Ambrosio estrena sus binoculares de muchísimo aumento con un cosquilleo de emoción y un principio de erección. La temporada estival está recién iniciada y la playita ya se encuentra a tope de nudistas, los habituales de todos los años y algunos nuevos, pues cada verano que pasa llega gente nueva. El nudismo es un gran invento que consiste en reinventarse uno mismo, en ser un mono desnudo de verdad, integralmente desnudo en contacto con la Madre Naturaleza. Pero para individuos como Ambrosio esto es cosa de otros. Jamás se desnudaría Ambrosio en público, y tampoco el gran hermano musulmán Mohamed Morsi, ni Don Luis Barcenas nos mostraría otra cosa colgante que no fuese su corbata.

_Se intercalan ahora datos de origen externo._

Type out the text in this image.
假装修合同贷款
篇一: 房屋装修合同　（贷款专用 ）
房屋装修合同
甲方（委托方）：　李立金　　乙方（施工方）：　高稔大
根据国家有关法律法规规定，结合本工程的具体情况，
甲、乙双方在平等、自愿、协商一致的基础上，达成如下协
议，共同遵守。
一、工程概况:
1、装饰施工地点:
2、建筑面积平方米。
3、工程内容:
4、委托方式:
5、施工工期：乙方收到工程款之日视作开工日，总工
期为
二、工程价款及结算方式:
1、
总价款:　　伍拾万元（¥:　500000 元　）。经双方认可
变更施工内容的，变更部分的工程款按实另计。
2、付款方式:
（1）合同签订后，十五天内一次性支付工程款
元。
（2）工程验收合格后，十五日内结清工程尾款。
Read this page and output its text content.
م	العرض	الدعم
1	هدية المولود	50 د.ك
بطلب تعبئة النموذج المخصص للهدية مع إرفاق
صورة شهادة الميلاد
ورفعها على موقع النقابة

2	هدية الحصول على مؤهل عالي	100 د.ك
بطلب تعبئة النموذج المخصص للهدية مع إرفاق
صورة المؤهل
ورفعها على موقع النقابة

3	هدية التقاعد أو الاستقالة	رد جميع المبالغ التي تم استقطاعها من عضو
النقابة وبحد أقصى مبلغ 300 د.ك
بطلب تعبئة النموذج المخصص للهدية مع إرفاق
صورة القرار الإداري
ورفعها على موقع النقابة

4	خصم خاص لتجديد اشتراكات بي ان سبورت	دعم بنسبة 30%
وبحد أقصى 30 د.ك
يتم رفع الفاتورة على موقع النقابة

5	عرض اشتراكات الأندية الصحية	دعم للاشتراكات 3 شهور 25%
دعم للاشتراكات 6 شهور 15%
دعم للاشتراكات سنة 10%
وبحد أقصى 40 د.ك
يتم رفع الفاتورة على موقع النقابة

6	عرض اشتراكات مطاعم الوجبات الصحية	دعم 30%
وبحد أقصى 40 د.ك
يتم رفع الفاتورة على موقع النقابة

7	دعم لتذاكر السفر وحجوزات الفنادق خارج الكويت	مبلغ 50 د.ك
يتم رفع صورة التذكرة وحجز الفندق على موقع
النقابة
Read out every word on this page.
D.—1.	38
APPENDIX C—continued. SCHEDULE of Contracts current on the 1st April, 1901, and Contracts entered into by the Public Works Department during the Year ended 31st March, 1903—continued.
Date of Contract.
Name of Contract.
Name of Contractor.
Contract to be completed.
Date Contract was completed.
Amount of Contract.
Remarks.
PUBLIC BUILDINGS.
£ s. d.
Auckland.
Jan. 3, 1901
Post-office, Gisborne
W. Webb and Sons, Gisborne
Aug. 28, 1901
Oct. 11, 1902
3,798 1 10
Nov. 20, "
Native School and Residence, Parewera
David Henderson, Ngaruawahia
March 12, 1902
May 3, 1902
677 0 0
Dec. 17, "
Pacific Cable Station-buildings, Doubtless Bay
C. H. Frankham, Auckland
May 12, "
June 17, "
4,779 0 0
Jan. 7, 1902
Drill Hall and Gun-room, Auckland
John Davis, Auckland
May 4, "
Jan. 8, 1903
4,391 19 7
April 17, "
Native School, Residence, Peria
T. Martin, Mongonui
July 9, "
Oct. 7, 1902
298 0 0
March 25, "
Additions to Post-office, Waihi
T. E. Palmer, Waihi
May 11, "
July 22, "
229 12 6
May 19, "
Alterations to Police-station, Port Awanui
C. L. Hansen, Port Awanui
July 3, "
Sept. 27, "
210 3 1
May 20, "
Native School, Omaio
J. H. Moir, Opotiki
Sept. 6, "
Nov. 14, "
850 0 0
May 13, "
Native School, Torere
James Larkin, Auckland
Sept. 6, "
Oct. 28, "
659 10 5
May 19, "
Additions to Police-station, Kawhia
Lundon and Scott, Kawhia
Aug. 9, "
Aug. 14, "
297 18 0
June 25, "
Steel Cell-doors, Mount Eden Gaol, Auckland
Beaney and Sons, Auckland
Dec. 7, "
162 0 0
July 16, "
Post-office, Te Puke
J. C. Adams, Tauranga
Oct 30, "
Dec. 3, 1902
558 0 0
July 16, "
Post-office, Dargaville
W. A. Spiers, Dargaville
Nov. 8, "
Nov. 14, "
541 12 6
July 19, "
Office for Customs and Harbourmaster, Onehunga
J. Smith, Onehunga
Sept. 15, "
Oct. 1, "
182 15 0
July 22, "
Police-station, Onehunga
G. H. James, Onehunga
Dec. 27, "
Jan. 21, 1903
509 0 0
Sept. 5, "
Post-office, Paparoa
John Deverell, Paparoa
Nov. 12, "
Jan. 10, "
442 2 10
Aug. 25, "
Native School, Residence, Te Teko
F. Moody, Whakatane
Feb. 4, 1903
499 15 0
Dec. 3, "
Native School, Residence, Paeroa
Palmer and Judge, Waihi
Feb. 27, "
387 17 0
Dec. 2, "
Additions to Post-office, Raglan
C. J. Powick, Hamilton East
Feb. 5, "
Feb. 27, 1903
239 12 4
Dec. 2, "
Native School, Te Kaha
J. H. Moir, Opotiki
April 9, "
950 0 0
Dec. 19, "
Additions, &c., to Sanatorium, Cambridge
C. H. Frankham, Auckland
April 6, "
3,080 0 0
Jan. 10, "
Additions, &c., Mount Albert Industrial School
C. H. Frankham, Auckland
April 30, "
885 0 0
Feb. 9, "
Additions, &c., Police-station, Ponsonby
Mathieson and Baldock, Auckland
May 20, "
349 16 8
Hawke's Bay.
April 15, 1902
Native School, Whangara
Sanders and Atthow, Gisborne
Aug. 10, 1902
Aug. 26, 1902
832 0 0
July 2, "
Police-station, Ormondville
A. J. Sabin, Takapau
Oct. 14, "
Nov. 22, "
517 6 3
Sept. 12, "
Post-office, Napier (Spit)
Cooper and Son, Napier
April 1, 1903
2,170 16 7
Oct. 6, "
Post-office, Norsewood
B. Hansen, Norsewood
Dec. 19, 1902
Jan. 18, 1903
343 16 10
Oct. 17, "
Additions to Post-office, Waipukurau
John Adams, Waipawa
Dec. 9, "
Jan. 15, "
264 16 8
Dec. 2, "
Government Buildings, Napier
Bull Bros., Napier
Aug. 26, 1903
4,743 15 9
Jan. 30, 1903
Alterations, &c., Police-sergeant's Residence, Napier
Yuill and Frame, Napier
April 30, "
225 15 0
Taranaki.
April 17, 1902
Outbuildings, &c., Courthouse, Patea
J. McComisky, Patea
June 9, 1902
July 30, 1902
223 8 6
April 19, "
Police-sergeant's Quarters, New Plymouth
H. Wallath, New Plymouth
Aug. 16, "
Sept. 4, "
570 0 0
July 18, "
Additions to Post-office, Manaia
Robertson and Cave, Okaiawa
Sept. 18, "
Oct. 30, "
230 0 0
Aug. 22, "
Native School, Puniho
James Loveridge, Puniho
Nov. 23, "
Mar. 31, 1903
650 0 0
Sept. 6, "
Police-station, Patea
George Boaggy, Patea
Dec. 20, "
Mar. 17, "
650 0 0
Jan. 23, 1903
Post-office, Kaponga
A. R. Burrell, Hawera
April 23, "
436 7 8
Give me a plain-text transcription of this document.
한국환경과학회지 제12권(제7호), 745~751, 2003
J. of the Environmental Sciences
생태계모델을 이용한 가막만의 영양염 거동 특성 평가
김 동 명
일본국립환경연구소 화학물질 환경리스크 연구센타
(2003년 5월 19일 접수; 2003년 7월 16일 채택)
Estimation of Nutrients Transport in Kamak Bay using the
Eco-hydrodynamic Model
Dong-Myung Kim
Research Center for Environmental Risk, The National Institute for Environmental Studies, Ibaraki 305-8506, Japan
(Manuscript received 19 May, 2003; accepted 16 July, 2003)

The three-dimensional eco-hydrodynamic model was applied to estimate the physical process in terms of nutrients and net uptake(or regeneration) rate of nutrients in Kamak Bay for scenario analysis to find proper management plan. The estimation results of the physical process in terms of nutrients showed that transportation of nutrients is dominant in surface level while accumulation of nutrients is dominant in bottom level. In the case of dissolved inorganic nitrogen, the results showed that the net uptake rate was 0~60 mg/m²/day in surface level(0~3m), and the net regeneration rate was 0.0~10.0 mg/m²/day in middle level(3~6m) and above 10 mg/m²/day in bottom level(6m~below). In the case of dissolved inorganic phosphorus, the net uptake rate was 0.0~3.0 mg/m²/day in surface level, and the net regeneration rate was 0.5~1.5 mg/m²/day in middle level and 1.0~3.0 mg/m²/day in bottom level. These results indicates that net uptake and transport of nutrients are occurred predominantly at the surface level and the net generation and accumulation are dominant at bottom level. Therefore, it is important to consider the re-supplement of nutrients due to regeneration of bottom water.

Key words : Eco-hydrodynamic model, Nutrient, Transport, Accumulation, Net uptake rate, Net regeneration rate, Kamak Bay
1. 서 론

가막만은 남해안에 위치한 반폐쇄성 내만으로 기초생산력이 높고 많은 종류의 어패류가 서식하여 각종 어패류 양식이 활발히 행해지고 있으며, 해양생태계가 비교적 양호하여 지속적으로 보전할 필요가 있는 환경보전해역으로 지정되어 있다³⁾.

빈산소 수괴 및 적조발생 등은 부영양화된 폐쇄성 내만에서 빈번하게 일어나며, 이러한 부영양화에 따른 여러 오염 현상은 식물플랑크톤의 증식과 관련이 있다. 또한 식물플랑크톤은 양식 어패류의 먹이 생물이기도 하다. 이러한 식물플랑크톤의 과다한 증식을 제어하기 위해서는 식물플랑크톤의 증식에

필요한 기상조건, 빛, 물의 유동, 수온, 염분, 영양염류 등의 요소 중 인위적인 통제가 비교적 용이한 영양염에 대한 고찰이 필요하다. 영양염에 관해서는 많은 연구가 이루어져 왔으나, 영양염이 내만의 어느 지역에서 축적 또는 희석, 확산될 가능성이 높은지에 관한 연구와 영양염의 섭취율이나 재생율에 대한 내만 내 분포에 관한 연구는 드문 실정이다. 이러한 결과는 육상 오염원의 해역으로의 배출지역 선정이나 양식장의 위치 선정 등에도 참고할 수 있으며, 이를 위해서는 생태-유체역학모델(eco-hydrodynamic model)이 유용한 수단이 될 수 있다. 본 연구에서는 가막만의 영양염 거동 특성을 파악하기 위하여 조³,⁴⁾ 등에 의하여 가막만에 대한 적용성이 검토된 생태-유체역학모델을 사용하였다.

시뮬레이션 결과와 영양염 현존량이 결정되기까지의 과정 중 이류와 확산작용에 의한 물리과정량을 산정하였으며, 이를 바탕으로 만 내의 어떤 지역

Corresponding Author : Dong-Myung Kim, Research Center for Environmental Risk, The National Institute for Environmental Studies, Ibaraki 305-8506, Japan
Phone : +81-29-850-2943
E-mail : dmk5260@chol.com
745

"Jo, qué tetazas y qué culo tiene la francesa que acude todas las mañanas a la panadería del pueblo!"... "Me está poniendo cachondo y ya tendrá sus cuarenta y cinco añitos!"... "Y esa quinceañera que se le acerca debe ser la hija. Uy, qué figurita más linda!"... "Anda, y mira al abuelete con el pingajillo colgando y apoyándose en el bastón, je, je!"
Siguió observando uno a uno a los nudistas, especialmente "una a una", mientras notaba que el pene adquiría la rigidez de los grandes momentos. Pero de pronto ocurrió algo inesperado que le provocó un susto morrocotudo. Alguien le miraba a su vez a él, también a través de unos prismáticos. El "agente de contraespionaje" se apartó los prismáticos de la cara y siguió mirándole. Hizo lo propio Ambrosio tras reconocer al enemigo, que no era otro que el famoso Robert Sandcastle, un inglés de los más veteranos entre los nudistas, conocido en todo el pueblo ( vestido, por supuesto ) por su afición a jugar al mus en la cafetería "Cataluña Española"
Mister Robert se sentía jubiloso pues por fin disponía de una prueba para callar los comentarios sarcásticos de sus compañeros nudistas. El siempre había sostenido que les vigilaban desde la montaña, recibiendo contestaciones del tipo: "You are a paranoiac, Robert!" Ja, ahora tenía la prueba definitiva y se sentía más orgulloso que un cazador de imágenes de ovnis, pues el voyeur había quedado debidamente registrado en su DEV-50V, la última virguería de la técnica, prismáticos de Sony que disponen de un zoom gradual de entre 0'8 y 25 aumentos y de una cámara digital de video de alta definición. ( Una tontería para el bolsillo: 2.100 euros )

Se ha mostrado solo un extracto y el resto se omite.